Japanese sound artist Haco describes her voice as a ‘mist’, and it’s true, there’s something intangible and barely-there about her new ambient drone album Qoosui.
Haco is the one-time singer of Japanese avant-pop band After Dinner, who released three albums between 1981 and 1989, stitching together Japanese traditional music with free-improv, shoegaze, musique concrete and rudimentary electronica.
Qoosui is her seventh solo album since 1995, and it sheds much of her previous avant-garde playfulness for an album of spectral bliss. It’s wispy, delicate shoegaze, sounding like the bottled vapour off the top of Tim Hecker or Fennesz, with all the churning dread and white noise flushed away. Mileece’s 2003 album of generative minimalism, Formations, is another marker for the LP.
Haco says her lyrics and celestial whispers are “gently superimposed” over sounds that evoke imaginary environments, offering “deep forest, ocean tide, satellite, snowy alley, rippling waves, green grass” as a few nebulous signposts.
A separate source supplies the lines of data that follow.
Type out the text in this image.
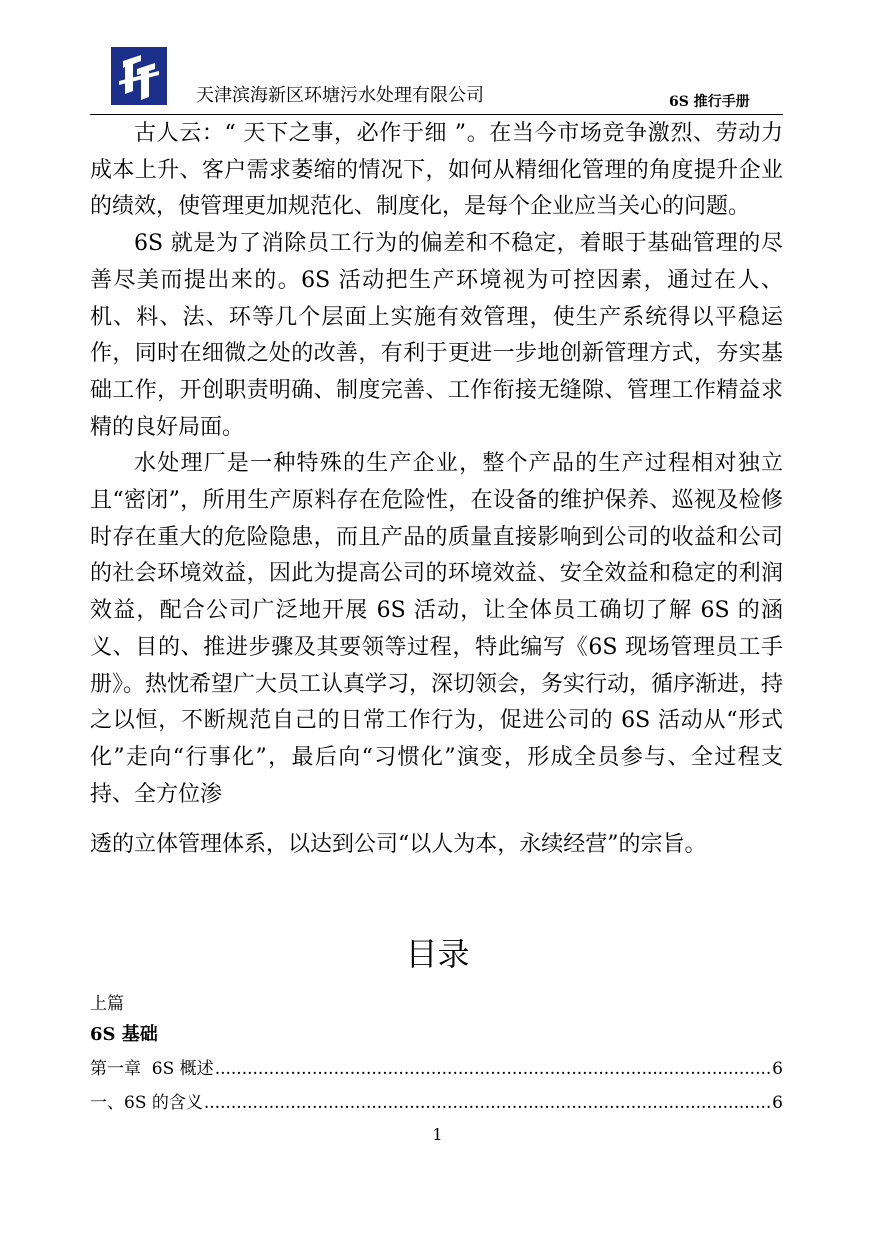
天津滨海新区环塘污水处理有限公司	6S 推行手册

古人云：“ 天下之事，必作于细 ”。在当今市场竞争激烈、劳动力成本上升、客户需求萎缩的情况下，如何从精细化管理的角度提升企业的绩效，使管理更加规范化、制度化，是每个企业应当关心的问题。

6S 就是为了消除员工行为的偏差和不稳定，着眼于基础管理的尽善尽美而提出来的。6S 活动把生产环境视为可控因素，通过在人、机、料、法、环等几个层面上实施有效管理，使生产系统得以平稳运作，同时在细微之处的改善，有利于更进一步地创新管理方式，夯实基础工作，开创职责明确、制度完善、工作衔接无缝隙、管理工作精益求精的良好局面。

水处理厂是一种特殊的生产企业，整个产品的生产过程相对独立且“密闭”，所用生产原料存在危险性，在设备的维护保养、巡视及检修时存在重大的危险隐患，而且产品的质量直接影响到公司的收益和公司的社会环境效益，因此为提高公司的环境效益、安全效益和稳定的利润效益，配合公司广泛地开展 6S 活动，让全体员工确切了解 6S 的涵义、目的、推进步骤及其要领等过程，特此编写《6S 现场管理员工手册》。热忱希望广大员工认真学习，深切领会，务实行动，循序渐进，持之以恒，不断规范自己的日常工作行为，促进公司的 6S 活动从“形式化”走向“行事化”，最后向“习惯化”演变，形成全员参与、全过程支持、全方位渗

透的立体管理体系，以达到公司“以人为本，永续经营”的宗旨。

目录
上篇
6S 基础
第一章  6S 概述 .....	6
一、6S 的含义 .....	6
1
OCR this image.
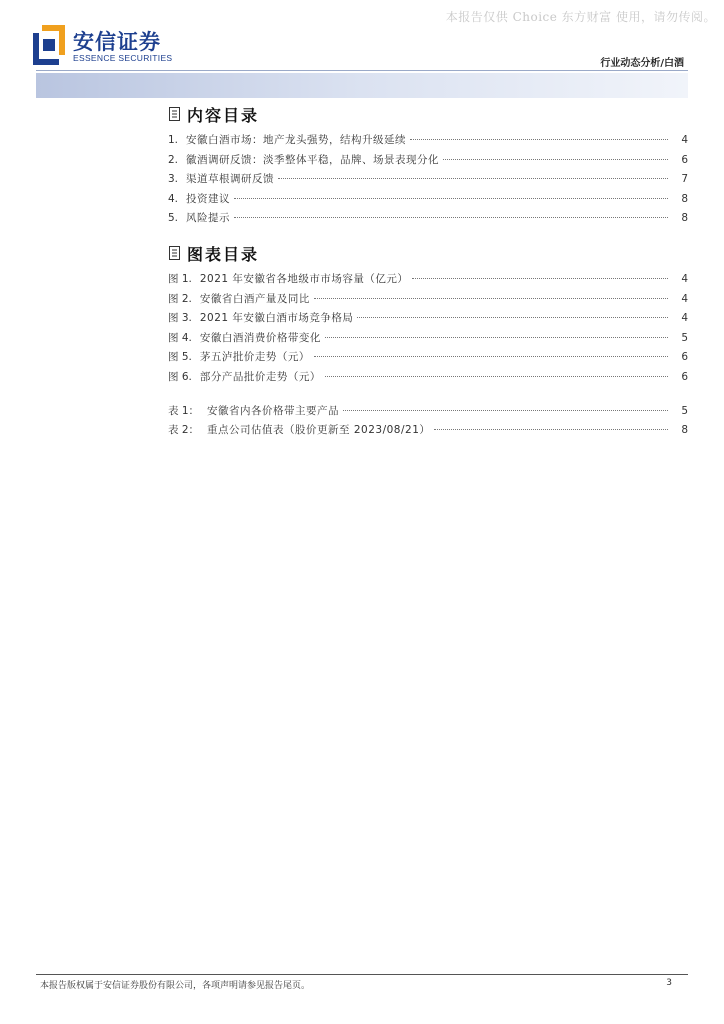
本报告仅供 Choice 东方财富 使用，请勿传阅。
安信证券
ESSENCE SECURITIES	行业动态分析/白酒
内容目录
1. 安徽白酒市场：地产龙头强势，结构升级延续	4
2. 徽酒调研反馈：淡季整体平稳，品牌、场景表现分化	6
3. 渠道草根调研反馈	7
4. 投资建议	8
5. 风险提示	8
图表目录
图 1. 2021 年安徽省各地级市市场容量（亿元）	4
图 2. 安徽省白酒产量及同比	4
图 3. 2021 年安徽白酒市场竞争格局	4
图 4. 安徽白酒消费价格带变化	5
图 5. 茅五泸批价走势（元）	6
图 6. 部分产品批价走势（元）	6
表 1： 安徽省内各价格带主要产品	5
表 2： 重点公司估值表（股价更新至 2023/08/21）	8
本报告版权属于安信证券股份有限公司，各项声明请参见报告尾页。	3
The album features collaborations with ambient artists Hidekazu Imashige (Gallery Six) and Jara Tarnovski (Gurun Gurun) and post-rock guitarist Yasutica Horibe (Stabilo). Imashige also provided Japanese lyrics to tracks Seiren and Kusui, which both feature field recordings of trickling streams, as an aural diary entry from a writing trip to the Hiroshima mountains. A faint glug of water is also the backbone of White Letter From Heaven, alongside serene synth pads.
While other tracks avoid explicitly sampling water, The whole album floats above a similar liquid ambience, its seven tracks deftly punctuated by gentle synth pulses and twinkles, lightly touched guitar strings, and very occasional digital glitches.
Final track Shooting Stars in Your Eyes has Haco’s voice easing to the fore, with images of sky, “green grass” and repetitive whispers of “in your arms”, as the album floats off, leaving the faintest of traces.